Review: Rumours, Hen + Chickens

“Darling, there’s been an accident...”

Neil Simon’s farcical comedy Rumours has been transplanted from New York to Oxford in this RoAm Productions/Madison Theatre Company co-production which is now playing at the Hen + Chickens theatre pub at Highbury Corner. Occasionally, I like to go into a play completely blind, knowing nothing beforehand in order to be completely surprised. It is rare that I get the chance to be unspoiled about a play but like a bag of Revels, you never know what you’re going to get. Unfortunately here, the show turned out to be a farce which is one of my least favourite genres!

The show is set in the country home of Charley and Vivian on the occasion of their tenth wedding anniversary but as the four couples invited to join them arrive, they are left to their own devices as Charley is stuck upstairs with a gunshot wound to his earlobe and Viv is nowhere to be seen. But as Charley is the Finance Minister and it turns out that the gunshot wound was self-inflicted and intended to kill, the guests gather round to cover up the political scandal that would ensue once the police get involved but soon get caught up in a tangled web of lies, alibis, stories and subterfuges in order to protect reputations all around.
There is a huge amount of energy onstage, some of it very fresh and appealing, but far too often it wasn’t sufficiently marshalled and so manifested itself at times as an auditory mess with too much arbitrary shouting and some hurried gabbling of lines which needed to be clearly enunciated for clarity’s sake over the surrounding din. Dialling down the volume and controlling the speed and trusting the humour in the writing to come through rather than forcing the issue through performance perhaps would have made it stronger, but this is very much a matter of personal taste – not everyone wants their pandemonium to be controlled like me.

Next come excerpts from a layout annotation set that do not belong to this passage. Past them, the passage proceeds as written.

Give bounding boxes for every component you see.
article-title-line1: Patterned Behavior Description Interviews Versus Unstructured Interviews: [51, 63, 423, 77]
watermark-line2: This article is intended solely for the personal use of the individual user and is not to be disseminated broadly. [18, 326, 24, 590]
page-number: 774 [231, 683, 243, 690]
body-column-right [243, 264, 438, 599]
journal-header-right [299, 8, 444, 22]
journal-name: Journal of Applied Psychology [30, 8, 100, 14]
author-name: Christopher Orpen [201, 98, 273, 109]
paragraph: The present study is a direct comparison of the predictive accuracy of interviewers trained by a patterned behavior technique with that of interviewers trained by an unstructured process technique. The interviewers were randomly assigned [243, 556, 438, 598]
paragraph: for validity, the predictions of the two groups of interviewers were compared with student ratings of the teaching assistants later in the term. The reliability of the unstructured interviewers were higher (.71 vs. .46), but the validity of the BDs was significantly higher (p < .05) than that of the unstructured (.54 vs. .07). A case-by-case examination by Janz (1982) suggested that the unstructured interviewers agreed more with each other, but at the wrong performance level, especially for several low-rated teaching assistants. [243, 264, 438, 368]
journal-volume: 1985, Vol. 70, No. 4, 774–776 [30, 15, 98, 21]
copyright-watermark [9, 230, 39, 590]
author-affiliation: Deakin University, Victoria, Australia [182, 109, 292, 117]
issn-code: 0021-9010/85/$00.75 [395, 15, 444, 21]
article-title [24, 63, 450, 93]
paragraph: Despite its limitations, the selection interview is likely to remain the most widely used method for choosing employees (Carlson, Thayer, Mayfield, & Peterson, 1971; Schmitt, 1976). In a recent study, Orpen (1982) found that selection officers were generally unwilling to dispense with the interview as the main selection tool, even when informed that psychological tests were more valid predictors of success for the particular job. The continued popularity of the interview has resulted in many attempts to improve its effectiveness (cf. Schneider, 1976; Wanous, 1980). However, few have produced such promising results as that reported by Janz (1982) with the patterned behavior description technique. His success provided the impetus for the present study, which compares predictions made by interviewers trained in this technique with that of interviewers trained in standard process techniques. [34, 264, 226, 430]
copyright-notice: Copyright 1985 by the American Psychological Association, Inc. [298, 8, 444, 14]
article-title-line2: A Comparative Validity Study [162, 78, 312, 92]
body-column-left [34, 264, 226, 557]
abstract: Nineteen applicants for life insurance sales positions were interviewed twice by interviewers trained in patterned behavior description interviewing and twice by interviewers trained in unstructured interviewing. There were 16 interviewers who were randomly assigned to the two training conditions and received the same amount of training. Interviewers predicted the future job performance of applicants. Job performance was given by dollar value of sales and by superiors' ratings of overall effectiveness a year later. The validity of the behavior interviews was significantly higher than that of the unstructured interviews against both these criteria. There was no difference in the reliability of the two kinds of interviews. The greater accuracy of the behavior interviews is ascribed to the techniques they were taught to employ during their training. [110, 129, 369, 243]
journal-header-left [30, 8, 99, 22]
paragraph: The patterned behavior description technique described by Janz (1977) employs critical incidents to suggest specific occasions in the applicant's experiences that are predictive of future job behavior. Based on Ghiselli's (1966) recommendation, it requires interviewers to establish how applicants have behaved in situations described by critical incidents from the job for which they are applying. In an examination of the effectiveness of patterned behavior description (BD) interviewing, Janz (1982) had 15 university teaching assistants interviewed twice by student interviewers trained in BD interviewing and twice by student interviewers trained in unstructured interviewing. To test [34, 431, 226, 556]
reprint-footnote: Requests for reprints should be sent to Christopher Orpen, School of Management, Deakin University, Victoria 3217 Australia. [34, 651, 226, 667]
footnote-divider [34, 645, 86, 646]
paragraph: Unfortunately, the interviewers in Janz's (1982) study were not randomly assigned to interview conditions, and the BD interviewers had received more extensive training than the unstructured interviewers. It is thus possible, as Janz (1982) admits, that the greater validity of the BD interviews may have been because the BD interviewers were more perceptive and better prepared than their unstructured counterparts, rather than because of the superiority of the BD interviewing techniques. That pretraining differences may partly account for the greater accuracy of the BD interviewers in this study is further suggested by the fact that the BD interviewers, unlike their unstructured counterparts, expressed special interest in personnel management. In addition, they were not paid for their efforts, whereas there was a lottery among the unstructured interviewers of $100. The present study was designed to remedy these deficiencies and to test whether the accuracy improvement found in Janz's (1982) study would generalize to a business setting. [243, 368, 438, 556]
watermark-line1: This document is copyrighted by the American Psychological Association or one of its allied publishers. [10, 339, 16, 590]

Rumours is a curious choice for revival for two young dynamic companies: there’s an economic argument as farce does prove to be a popular choice amongst theatregoers and so I hope it does well for them in that respect. This particular play involves characters who have been around the block though and there’s such a fresh-faced-ness to several cast members that it does take a little getting used to, to establish how old everyone is playing up to. But there’s fun to be had here too, much of it coming from the 80s setting with some frankly amazing hair going on and party frocks that haven’t been seen since Howard’s Way and there are plenty of witty lines scattered throughout the play. Ultimately though, my natural antipathy for farce aside, I don’t think Rumours quite hits the mark despite, or indeed perhaps because of, the amount of enthusiasm behind it.